Never assume that just because two algorithms claim to solve the same problem that you will get the same results. They're doing different things, making different assumptions, require different input data and so on. Also, the semantics really matter, what each algorithm is actually telling you can be different. Never make this assumption unless you have evidence and knowledge to support it.

Also, look back at your data and see which one makes sense. Maybe the program that returned 213 results didn't account for p-value or fold change in your differential expression. Look back at your data and see what makes sense, what do the p-values and fold changes of those 213 genes look like? Are they all very strong or just a few? If it is a dozen out of the 213 that are strongly DE, maybe 17 is better than 213.

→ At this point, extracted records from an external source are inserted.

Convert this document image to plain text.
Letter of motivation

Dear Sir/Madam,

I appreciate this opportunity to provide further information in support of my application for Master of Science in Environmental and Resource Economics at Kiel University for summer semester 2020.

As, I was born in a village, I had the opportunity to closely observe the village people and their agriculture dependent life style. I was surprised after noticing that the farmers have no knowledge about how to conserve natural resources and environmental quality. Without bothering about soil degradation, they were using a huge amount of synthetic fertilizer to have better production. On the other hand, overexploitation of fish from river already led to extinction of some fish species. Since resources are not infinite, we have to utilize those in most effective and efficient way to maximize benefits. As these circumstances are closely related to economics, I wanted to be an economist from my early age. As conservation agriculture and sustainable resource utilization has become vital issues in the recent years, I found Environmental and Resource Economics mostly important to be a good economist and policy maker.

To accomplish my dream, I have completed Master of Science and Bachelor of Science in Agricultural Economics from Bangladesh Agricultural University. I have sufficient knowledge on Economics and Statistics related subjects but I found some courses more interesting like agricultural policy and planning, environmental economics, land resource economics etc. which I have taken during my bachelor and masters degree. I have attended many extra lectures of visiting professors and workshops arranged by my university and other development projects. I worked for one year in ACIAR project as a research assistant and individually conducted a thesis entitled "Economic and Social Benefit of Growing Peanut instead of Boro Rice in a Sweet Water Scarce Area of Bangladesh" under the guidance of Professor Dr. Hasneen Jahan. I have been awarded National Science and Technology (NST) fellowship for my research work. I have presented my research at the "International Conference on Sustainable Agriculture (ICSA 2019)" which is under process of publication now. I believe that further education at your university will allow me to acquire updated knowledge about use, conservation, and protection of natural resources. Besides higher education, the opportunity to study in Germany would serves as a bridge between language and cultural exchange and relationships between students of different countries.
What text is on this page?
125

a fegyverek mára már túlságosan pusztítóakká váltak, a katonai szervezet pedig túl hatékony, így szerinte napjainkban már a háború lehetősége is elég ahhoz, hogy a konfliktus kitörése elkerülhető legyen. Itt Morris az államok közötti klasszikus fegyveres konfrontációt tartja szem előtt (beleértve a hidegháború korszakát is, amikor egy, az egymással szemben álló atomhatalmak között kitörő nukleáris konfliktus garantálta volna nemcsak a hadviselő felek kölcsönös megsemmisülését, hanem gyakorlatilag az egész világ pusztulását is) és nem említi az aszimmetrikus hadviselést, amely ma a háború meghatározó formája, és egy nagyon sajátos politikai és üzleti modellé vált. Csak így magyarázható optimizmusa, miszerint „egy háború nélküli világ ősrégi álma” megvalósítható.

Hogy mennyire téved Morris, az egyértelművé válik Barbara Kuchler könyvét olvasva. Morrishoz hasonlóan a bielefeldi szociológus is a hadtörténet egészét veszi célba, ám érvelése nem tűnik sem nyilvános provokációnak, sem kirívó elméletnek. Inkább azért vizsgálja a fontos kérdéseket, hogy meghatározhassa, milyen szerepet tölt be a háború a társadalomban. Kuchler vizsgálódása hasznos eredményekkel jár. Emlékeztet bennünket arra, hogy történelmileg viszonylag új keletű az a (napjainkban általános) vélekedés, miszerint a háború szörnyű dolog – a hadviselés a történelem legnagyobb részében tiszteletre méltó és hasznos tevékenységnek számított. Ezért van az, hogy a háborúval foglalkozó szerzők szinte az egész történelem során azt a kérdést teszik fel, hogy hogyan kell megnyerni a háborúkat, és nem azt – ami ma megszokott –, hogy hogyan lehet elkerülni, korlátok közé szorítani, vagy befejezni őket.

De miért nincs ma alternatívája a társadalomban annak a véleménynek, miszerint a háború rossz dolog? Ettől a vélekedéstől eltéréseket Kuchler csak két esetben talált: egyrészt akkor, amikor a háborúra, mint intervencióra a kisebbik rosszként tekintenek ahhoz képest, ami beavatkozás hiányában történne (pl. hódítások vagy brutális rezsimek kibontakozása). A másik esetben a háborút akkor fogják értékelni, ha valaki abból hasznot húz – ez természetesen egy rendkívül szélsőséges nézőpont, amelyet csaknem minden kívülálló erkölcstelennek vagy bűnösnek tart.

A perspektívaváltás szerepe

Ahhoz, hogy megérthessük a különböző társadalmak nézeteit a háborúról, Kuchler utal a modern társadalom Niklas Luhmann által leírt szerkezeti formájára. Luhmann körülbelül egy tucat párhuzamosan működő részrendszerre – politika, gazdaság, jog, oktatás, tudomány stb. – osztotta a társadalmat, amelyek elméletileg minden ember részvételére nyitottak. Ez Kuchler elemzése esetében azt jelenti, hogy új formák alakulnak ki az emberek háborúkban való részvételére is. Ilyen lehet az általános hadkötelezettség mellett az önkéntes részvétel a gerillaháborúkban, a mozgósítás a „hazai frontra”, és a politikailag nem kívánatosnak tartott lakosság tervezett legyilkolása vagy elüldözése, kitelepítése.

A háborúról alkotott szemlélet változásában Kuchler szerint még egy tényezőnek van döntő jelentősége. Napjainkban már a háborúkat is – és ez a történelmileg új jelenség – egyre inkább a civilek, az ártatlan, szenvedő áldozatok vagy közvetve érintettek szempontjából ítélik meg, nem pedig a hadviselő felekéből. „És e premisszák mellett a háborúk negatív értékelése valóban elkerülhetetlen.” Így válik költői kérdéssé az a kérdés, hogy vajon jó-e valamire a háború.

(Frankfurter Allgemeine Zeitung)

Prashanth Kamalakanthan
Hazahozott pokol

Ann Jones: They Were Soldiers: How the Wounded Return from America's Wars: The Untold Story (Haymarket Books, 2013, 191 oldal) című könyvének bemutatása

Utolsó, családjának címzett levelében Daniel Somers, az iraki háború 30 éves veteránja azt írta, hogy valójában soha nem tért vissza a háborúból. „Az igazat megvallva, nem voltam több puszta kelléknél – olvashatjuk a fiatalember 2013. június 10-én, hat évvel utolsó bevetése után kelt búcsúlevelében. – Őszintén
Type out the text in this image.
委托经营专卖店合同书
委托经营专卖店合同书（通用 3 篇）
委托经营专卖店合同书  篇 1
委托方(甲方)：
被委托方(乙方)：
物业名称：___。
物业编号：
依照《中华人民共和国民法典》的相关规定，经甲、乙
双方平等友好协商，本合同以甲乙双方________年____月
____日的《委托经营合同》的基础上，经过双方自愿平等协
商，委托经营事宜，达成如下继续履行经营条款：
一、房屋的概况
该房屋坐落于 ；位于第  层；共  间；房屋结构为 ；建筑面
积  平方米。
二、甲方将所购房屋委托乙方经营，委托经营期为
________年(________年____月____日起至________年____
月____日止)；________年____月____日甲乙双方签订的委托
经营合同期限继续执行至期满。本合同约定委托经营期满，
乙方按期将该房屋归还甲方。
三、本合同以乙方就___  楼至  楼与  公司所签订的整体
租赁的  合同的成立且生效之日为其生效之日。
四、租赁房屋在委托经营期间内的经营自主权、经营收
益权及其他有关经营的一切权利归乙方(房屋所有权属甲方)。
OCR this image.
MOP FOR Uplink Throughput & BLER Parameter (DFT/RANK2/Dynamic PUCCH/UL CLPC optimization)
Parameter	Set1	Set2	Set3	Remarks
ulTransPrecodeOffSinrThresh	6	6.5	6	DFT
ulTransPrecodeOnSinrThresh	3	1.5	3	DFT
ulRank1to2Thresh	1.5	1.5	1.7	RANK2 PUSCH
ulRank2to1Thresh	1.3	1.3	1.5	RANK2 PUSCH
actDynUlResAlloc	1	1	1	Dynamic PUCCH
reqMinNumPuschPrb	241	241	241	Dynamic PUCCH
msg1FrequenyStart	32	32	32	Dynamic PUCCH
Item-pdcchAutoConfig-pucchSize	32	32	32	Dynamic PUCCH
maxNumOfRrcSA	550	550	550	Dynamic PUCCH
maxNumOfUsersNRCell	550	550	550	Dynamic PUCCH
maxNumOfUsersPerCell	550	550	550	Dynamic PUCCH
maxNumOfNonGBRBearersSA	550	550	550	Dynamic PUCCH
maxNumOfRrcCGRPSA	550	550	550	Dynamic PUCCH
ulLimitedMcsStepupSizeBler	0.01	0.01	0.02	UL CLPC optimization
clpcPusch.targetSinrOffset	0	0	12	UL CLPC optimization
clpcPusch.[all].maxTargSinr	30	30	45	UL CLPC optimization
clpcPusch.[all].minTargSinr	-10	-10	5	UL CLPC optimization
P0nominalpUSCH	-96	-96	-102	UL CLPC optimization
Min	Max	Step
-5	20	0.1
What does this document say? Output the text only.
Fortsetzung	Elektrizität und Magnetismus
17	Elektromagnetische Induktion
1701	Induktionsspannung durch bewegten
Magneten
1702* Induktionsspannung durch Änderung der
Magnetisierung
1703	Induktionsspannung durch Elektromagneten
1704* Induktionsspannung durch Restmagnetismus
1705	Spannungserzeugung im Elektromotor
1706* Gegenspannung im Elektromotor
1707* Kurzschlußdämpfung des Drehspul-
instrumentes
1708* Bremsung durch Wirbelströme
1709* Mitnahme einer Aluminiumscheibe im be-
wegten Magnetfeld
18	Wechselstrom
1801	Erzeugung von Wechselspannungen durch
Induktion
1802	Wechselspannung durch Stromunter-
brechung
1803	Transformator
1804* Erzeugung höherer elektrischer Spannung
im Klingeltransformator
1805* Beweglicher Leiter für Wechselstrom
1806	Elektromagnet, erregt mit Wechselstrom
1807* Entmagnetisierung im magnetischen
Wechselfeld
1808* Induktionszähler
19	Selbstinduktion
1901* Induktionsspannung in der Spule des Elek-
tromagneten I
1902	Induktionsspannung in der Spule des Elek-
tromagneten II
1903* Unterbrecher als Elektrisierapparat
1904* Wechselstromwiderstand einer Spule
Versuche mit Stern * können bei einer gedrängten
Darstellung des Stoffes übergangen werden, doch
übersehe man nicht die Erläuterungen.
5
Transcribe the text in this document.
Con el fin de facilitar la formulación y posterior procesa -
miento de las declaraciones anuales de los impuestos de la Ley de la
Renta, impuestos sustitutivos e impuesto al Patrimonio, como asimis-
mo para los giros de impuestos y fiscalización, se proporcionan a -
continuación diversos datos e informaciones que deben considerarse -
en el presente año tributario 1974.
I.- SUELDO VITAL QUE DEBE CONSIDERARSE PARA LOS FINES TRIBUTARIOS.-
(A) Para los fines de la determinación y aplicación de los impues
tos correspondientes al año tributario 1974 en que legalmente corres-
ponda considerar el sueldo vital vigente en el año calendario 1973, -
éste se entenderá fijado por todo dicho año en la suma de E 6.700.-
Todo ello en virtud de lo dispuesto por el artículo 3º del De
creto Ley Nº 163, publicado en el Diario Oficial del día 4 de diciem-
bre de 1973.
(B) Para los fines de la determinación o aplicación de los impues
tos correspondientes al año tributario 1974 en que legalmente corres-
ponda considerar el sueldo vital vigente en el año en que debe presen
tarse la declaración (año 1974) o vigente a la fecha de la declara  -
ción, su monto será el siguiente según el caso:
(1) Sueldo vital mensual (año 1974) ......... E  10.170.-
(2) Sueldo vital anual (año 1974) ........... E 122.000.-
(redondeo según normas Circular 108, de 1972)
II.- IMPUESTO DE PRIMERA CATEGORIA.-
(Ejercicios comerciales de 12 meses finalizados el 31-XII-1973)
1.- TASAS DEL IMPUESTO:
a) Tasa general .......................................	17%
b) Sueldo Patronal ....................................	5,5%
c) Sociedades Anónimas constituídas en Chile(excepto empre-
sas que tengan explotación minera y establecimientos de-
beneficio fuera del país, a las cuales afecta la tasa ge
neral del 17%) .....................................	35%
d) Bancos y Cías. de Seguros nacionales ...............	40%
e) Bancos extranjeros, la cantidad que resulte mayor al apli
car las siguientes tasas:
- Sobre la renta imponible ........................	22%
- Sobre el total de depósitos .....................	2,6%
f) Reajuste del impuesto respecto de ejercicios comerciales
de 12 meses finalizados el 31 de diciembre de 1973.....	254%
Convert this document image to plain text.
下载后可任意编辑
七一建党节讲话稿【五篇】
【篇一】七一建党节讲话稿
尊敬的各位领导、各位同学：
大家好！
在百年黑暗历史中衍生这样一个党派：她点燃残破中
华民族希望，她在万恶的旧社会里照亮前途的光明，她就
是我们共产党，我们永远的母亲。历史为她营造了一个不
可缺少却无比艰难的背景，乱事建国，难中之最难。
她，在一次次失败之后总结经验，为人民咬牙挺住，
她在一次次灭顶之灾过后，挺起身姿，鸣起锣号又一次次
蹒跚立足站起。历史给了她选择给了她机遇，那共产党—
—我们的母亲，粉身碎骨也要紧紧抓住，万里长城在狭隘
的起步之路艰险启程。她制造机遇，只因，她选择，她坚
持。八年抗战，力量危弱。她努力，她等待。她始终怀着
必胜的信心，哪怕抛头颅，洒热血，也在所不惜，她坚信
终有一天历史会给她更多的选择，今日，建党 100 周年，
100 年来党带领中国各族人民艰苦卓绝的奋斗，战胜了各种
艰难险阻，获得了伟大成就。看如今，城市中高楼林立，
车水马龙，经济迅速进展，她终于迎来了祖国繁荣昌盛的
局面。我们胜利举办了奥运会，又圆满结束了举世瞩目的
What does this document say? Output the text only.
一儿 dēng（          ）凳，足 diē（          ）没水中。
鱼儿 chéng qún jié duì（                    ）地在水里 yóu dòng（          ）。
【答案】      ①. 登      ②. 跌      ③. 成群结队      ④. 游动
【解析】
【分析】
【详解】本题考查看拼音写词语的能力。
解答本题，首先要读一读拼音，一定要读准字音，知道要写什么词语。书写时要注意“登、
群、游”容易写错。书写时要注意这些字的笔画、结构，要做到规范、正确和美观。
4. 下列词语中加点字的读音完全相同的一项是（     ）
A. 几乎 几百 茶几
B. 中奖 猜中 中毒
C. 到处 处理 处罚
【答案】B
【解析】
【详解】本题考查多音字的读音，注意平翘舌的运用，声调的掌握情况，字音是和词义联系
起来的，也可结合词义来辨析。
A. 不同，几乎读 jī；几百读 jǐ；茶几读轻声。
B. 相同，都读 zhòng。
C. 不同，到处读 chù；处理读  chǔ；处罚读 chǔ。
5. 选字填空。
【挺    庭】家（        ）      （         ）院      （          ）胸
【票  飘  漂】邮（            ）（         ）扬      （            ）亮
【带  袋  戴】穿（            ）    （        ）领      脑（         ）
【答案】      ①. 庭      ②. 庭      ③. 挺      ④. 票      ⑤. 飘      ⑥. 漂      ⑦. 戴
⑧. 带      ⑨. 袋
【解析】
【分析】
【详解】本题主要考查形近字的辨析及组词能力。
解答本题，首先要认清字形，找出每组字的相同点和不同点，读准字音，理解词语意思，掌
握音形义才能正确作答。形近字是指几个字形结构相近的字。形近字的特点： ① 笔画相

A word of advice, never judge the performance of an algorithm based on the plots the programmer makes with the algorithm's output. In other words, what the algorithm is doing is the important thing. You can always make pretty plots with good data, but a pretty plot with bad data is just bad. Find the tool that gives you the best quality results, deal with the plots later.

Pull the pubs on these tools and the methods they use and figure out what they're actually doing. Look at the results you get versus the data you put in, do things make sense? Look at the annotation data used by each tool, is it the same? Can you upload the same GOA data into each tool so that aspect is controlled for? Check and experiment with parameters, how does performance across tools vary with different parameters?

A final bit of advice with these sorts of tools is to always look at version history and release dates. BinGO was last updated 4 years ago, but AgriGO was updated this past August. You should always make sure the software you're using references current databases and that updates for bug fixes have occurred. The GOA version is very important, GO, the species genome, the annotation of genes in that genome and the final GOA product are all moving targets.

These are all good tips for any bioinformatics tools or usage cases.